Sayın Akıncı ‘ kendi kendini Kıbrıs Türk Halkı’nın tek koruyucusu ilan etmek ve ben bir tek Kıbrıs Türkü’nün çıkarına bakarım demekle de büyük hata yapmıştır.
Unutulmamalıdır ki Kıbrıs Davası milli bir davadır. Kıbrıs Türkü ve Türkiye’nin birlikte yürüttüğü bir davadır.
‘Ben bir tek Kıbrıs Türkü’nün çıkarına bakarı’ ne demektir? Sayın Akıncı kendisinin ve Kıbrıs Türk Halkı’nın başlıca ve yegane destekçisi Türkiye’nin katkısını ve desteğini önemsemiyor mu? Türkiye’nin hak ve çıkarları, güvenliği Sayın Akıncı için önemli değil mi? Sayın Akıncı, Türkiye’nin etkin ve fiili garantisinin Türkiye istemedikçe sona erdirilemeyeceğini bilmiyor mu? Biliyorsa ne yapmaya çalışıyor?
Belki Sayın Akıncı Türkiye’nin rolünün farkında değil ama Anastasiadis farkındadır. Rum lider Sayın Akıncı’nın açıklaması üzerine ‘ senin değil Sayın Akıncı, Türkiye’nin garanti ve tek yanlı müdahale hakkından vazgeçip geçmediğini bilmek istiyorum’ diyor.Anastasiadis ayrıca, 30 Haziran’da değil 4 Temmuz’da sunulan Guterres Belgesi’nin esas olduğunu vurguluyor.
Yani kısacası Sayın Akıncı hem kendisini hem Türkiyemizi ve Devletimizi zora sokmuş bulunuyor.
Rum DİSİ Partisi Sayın Akıncı ile dalga geçercesine ‘ Hoş geldiniz Mustafa Akıncı. Hadi şimdi Kıbrıslılar olarak birlikte hareket edelim ve Avrupa Birliği çatısı altında Kıbrıs’ı birleştirelim. En iyi ve en güçlü garanti Avrupa Birliği’dir’ diyebiliyor.

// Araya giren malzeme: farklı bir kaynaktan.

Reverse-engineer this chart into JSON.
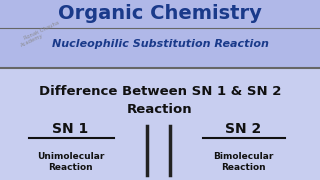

Sayın Akıncı’nın baş destekçisi AKEL Partisi Sayın Akıncı’yı yalanlarcasına, ‘“Guterres Çerçevesi’yle Garanti Antlaşması’nın lağvedileceği, müdahale haklarına son verileceği ve Omorfo’nun ( Güzelyurt’un) Kıbrıs Rum Yönetimi altında olacağı çok nettir’ diye açıklama yapabiliyor.
Bütün bu olanlardan ise KKTC Meclisi’nin, siyasi partilerinin , Türkiye’nin haberi yok.
Tam Rum kesiminde bile konfederasyon, AB çatısı altında iki Devlet konuşulurken birden bire Sayın Akıncı Guterres Belgesi’ne sarılıyor, BM Kıbrıs Özel Danışmanı olarak ABD’li bir kişiyi görevlendiriyor. .Bunlar masumane gelişmeler değildir.Ancak bilinmelidir ki hiç kimse Türk askerini ve garantileri sıfırlayamaz. Hiç kimse Kıbrıs Türkü’nü güvenlikten yoksun Rumun insafına bırakamaz.”